El Atlético de Madrid ha reaccionado con sorna a la oferta presentada por el Real Madrid para fichar a Julián Álvarez. Tras el anuncio oficial del club blanco sobre la propuesta económica, el equipo rojiblanco publicó varios mensajes en redes sociales que desestimaron la oferta y defendieron la permanencia del futbolista argentino.
La polémica comenzó cuando el Real Madrid comunicó que, si Florentino Pérez ganaba las elecciones presidenciales, realizaría una oferta récord de 150 millones de euros por adquirir a "uno de los mejores jugadores del mundo". Finalmente, ese jugador fue identificado como Julián Álvarez, aunque el Atlético de Madrid ha dejado claro que no negociará y que se remite a la cláusula de rescisión fijada en 500 millones de euros.
En respuesta, el Atlético publicó un primer tweet con un emoticono de risa citando el comunicado del Real Madrid, cuestionando la seriedad de la oferta. Minutos después, el club madrileño lanzó un segundo mensaje que se presentó como un “comunicado oficial con nuestras aclaraciones sobre el comunicado oficial de nuestros vecinos”, un tono que evidencia la rivalidad y las bromas entre ambos clubes.
En este texto, el Atlético hizo referencia a un vídeo histórico en el que se menciona que el Papa León XIV también era hincha del equipo rojiblanco, sugiriendo que la influencia del Atlético alcanza incluso a la visita papal al Bernabéu. Además, negaron haber estudiado o valorado la propuesta del Real Madrid y expresaron que no guardan agradecimiento alguno hacia sus rivales, al tiempo que lanzaron un guiño humorístico comparándolos con el Barcelona al decir: "Nos hacéis reír aún más que el Barcelona".

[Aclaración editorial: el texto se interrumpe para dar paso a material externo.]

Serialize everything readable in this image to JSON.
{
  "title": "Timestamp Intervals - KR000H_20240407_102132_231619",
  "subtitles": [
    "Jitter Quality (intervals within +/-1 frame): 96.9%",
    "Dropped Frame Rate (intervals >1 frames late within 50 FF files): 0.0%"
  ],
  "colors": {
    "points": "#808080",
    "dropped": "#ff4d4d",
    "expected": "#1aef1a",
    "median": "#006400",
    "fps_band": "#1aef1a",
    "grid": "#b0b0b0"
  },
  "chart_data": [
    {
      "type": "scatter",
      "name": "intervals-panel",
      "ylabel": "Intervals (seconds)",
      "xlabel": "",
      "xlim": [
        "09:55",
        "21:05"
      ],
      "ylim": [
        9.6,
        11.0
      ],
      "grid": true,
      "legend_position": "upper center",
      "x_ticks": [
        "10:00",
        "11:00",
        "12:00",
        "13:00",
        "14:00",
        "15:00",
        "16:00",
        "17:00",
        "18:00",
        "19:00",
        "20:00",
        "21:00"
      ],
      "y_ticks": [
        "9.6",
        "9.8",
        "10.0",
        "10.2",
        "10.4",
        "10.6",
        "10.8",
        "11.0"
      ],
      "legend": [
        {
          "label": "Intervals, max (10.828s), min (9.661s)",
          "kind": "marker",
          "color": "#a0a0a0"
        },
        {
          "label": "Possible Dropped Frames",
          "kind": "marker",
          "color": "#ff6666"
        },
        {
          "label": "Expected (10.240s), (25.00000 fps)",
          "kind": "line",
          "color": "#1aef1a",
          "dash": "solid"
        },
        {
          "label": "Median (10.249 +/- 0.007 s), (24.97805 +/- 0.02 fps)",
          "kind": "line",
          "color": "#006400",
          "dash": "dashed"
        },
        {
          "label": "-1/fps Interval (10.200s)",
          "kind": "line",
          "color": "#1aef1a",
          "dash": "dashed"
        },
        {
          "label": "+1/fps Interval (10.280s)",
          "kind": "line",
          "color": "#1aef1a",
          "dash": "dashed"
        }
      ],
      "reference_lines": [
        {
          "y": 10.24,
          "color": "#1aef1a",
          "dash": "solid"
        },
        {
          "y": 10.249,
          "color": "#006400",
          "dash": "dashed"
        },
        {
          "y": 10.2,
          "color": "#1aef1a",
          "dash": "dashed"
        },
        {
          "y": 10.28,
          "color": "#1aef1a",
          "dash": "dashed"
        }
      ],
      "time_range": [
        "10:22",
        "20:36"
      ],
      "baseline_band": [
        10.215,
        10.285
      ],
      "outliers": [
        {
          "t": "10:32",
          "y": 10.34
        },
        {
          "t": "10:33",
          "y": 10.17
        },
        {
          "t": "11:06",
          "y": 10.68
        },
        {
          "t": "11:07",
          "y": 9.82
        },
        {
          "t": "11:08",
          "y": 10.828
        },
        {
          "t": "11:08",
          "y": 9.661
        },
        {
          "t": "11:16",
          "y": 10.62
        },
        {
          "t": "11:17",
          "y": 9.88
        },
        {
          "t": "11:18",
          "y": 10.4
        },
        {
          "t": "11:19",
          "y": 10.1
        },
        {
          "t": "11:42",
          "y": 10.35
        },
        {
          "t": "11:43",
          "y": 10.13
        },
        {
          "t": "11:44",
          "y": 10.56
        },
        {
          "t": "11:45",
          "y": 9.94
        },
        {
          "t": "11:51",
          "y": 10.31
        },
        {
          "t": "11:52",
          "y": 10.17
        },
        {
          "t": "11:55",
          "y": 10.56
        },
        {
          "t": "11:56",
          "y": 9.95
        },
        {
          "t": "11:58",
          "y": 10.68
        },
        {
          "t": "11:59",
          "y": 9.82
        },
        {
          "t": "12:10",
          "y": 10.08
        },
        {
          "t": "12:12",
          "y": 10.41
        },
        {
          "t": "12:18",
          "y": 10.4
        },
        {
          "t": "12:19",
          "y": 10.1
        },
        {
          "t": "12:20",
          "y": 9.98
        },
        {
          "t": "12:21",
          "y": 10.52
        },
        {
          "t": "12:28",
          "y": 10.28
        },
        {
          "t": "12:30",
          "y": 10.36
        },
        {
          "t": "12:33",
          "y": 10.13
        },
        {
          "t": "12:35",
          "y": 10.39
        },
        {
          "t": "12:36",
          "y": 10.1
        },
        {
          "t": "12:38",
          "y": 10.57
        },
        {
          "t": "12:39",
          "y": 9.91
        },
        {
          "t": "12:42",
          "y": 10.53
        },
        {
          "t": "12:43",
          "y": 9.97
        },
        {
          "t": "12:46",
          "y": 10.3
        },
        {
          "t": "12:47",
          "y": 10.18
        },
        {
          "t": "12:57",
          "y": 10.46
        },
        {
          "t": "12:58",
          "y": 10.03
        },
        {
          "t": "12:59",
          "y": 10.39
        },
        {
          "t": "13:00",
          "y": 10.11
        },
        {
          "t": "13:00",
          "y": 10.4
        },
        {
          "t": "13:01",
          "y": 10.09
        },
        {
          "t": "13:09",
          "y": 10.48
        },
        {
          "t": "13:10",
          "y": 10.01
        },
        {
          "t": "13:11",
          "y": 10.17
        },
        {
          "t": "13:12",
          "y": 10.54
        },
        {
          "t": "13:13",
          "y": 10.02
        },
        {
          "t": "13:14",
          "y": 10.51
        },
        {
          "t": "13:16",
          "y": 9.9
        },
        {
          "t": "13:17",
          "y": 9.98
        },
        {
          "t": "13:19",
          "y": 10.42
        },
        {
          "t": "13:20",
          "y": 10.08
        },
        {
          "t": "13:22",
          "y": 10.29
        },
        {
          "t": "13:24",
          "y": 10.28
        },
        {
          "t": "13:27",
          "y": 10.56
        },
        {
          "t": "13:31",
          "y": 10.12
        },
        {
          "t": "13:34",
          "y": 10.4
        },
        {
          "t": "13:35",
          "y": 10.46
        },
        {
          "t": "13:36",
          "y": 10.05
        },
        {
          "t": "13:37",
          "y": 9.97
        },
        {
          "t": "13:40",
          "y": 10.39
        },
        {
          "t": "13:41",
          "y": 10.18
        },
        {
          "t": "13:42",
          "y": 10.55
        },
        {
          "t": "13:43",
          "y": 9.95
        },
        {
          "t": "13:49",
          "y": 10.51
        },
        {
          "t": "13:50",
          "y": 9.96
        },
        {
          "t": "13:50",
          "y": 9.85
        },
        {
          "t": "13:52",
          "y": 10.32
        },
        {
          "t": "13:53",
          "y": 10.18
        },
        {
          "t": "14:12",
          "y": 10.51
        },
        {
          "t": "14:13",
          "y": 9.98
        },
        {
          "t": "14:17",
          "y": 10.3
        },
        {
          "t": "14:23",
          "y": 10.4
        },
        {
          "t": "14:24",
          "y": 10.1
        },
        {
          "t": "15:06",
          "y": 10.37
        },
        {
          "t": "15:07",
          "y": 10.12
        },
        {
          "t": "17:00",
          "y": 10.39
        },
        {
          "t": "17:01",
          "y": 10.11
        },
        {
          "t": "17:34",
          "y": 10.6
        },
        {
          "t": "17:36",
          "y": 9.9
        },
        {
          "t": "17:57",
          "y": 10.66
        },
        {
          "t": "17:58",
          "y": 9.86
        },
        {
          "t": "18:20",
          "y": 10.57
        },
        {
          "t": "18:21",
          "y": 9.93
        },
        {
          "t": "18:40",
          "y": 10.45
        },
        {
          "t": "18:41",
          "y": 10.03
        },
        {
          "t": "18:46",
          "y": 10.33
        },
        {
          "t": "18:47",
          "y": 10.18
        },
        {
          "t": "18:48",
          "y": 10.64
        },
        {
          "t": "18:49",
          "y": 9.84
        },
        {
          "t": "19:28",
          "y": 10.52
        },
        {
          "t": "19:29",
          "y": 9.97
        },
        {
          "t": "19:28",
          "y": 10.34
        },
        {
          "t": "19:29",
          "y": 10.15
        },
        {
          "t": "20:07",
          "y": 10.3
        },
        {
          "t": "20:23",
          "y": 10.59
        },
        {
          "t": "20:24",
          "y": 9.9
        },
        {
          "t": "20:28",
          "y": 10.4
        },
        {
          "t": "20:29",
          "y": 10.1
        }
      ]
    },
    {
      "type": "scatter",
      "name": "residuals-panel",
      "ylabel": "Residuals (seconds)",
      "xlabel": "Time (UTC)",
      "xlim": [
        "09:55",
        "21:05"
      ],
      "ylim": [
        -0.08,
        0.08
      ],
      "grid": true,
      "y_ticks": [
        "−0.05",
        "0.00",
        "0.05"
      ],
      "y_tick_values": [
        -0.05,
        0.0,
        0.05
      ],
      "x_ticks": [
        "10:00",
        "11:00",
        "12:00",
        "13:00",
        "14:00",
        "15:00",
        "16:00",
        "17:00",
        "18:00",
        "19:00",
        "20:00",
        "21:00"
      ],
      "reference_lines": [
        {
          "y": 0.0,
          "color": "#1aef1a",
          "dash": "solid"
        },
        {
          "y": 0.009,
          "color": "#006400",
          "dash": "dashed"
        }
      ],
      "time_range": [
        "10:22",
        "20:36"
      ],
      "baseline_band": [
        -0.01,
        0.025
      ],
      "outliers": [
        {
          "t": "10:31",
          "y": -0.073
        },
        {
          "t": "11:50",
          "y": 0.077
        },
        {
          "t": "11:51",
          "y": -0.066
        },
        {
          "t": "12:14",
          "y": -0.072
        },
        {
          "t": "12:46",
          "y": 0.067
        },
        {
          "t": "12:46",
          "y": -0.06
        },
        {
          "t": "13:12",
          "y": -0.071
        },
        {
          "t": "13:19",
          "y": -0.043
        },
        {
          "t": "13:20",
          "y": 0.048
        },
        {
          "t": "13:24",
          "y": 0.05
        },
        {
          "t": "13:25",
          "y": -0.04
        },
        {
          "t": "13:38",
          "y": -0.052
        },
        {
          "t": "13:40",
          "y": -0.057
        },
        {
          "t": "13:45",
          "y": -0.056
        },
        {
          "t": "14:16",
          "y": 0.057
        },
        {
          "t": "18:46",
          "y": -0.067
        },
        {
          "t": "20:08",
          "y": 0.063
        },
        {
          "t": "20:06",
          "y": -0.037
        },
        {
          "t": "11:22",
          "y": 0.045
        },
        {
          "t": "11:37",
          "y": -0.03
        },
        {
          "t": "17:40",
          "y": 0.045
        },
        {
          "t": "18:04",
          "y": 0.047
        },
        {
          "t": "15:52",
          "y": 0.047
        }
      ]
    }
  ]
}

El colofón de esta respuesta fue una posdata que no dejó indiferente: "Aprovechando la buena relación con vuestro nuevo presidente, a ver si dejáis de 'robar' jugadores de nuestra Academia. ¡Muchas gracias, @realmadrid!". Con esta puntualización, el Atlético recordó las frecuentes polémicas en torno a la adquisición de jóvenes talentos formados en sus categorías inferiores por parte del Real Madrid.
Este intercambio se inscribe en la histórica rivalidad entre ambos clubes, que se extiende más allá del terreno de juego. La postura firme del Atlético sobre Julián Álvarez refuerza la intención de mantener al jugador vinculado a su proyecto hasta 2030, año en el que finaliza su contrato.
La oferta del Real Madrid representa uno de los intentos más ambiciosos de la entidad para reforzar su plantilla con talento joven y consolidado, pero por ahora no ha conseguido alterar los planes del Atlético de Madrid, que sigue aferrado a la cláusula millonaria para evitar su marcha.
En un contexto en el que las grandes entidades europeas compiten intensamente por los mejores jugadores y el mercado de fichajes se mueve con cifras récord, esta disputa destaca tanto por lo económico como por la carga simbólica de mantener los talentos nacionales y sudamericanos en los clubes que los han formado.
Esta historia ofrece una muestra más de cómo el fútbol se vive con pasión y competitividad también en lo institucional, con intercambios que mezclan la diplomacia, el humor y la firmeza para proteger los intereses deportivos.